The investment in Berbera is turning out to be a win-win for Ethiopia, but the same cannot be said for DP World. This past February, Guelleh’s government took the abrupt step to seizing Djibouti’s Doraleh Container Terminal back from DP World, which had been managing the terminal since 2006 under the terms of a 30-year concession. The dubious pretext to the seizure was that the contract, signed over a decade ago, damaged Djibouti’s national sovereignty. More realistic was Djibouti’s accusation that DP World was investing in “rival facilities”, a direct reference to Berbera.
Washington, along with the global public opinion, saw the influence of China at play and feared Djibouti was preparing to hand control of the terminal over to Beijing. The regional dynamics behind the move, and especially Ethiopia’s role, went largely unreported.
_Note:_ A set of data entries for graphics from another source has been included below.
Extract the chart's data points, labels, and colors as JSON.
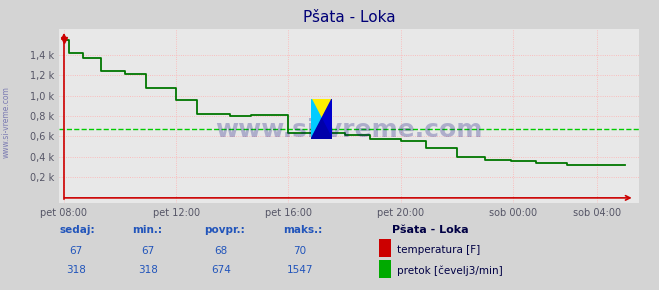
{
  "title": "Pšata - Loka",
  "bg_color": "#d4d4d4",
  "plot_bg_color": "#e8e8e8",
  "grid_color": "#ffb0b0",
  "ylabel": "",
  "xlabel": "",
  "ylim": [
    0,
    1600
  ],
  "yticks": [
    200,
    400,
    600,
    800,
    1000,
    1200,
    1400
  ],
  "ytick_labels": [
    "0,2 k",
    "0,4 k",
    "0,6 k",
    "0,8 k",
    "1,0 k",
    "1,2 k",
    "1,4 k"
  ],
  "xtick_positions": [
    0,
    240,
    480,
    720,
    960,
    1140
  ],
  "xtick_labels": [
    "pet 08:00",
    "pet 12:00",
    "pet 16:00",
    "pet 20:00",
    "sob 00:00",
    "sob 04:00"
  ],
  "flow_color": "#007700",
  "flow_linewidth": 1.3,
  "avg_line_value": 674,
  "avg_line_color": "#00cc00",
  "temp_color": "#cc0000",
  "axis_arrow_color": "#cc0000",
  "watermark_text": "www.si-vreme.com",
  "sidebar_text": "www.si-vreme.com",
  "sidebar_color": "#6666aa",
  "flow_x": [
    0,
    10,
    10,
    40,
    40,
    80,
    80,
    130,
    130,
    175,
    175,
    240,
    240,
    285,
    285,
    355,
    355,
    400,
    400,
    480,
    480,
    600,
    600,
    655,
    655,
    720,
    720,
    775,
    775,
    840,
    840,
    900,
    900,
    955,
    955,
    1010,
    1010,
    1075,
    1075,
    1140,
    1140,
    1200
  ],
  "flow_y": [
    1547,
    1547,
    1420,
    1420,
    1370,
    1370,
    1240,
    1240,
    1210,
    1210,
    1070,
    1070,
    960,
    960,
    820,
    820,
    800,
    800,
    810,
    810,
    635,
    635,
    615,
    615,
    575,
    575,
    555,
    555,
    490,
    490,
    395,
    395,
    375,
    375,
    365,
    365,
    340,
    340,
    318,
    318,
    318,
    318
  ],
  "table_headers": [
    "sedaj:",
    "min.:",
    "povpr.:",
    "maks.:"
  ],
  "table_header_color": "#2255bb",
  "table_row1": [
    "67",
    "67",
    "68",
    "70"
  ],
  "table_row2": [
    "318",
    "318",
    "674",
    "1547"
  ],
  "table_text_color": "#2255bb",
  "legend_title": "Pšata - Loka",
  "legend_items": [
    "temperatura [F]",
    "pretok [čevelj3/min]"
  ],
  "legend_colors": [
    "#cc0000",
    "#00aa00"
  ]
}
Despite announcements DP World will contest Djibouti’s seizure of Doraleh in the courts, there is little hope Djibouti will respect any new international ruling. In seizing Doraleh, Guelleh has already ignored the outcome of arbitration proceedings in London that absolved DP World and former port authority head Abdourahman Boreh of bribery allegations levied at them by Djibouti’s government.
The irony of Djibouti’s move is that DP World will now fully focus its attention on developing Berbera’s port infrastructure, where it plans to build another berth and turn the Berbera Corridor into a booming regional trade hub. This, unsurprising, comes as welcome news to Addis Ababa. Ethiopian transport minister Ahmed Shide stated “the agreement will help Ethiopia secure an additional logistical gateway for its ever-increasing import and export trade”. To mollify Djibouti, he quickly added that “Ethiopia will continue to further invest in and develop the Djibouti corridor”.
Djibouti is also hedging its bets. Guelleh has gone all-in on his warm embrace of Chinese capital, visiting Beijing regularly and stresses that Djibouti is a “great friend of China’s”. From the Doraleh Multipurpose Port project to the Hassan Gouled Aptidon international airport, Djibouti is sinking further and further into China’s debt – fuelling American fears that Washington’s core interests in the region are at stake and prompting economists to warn of an inescapable “debt trap”.
Djibouti’s government rejects those concerns out of hand. It is Guelleh’s professed mission to turn Djibouti into a “gateway to Africa” and concessionary Chinese loans seem to be his preferred way of making that vision a reality. More than anything else, however, Djibouti’s commercial appeal depends on its status as the gateway to Ethiopia. Berbera emerging as a new alternative is sure to take a bite out of Djibouti’s lucrative market niche.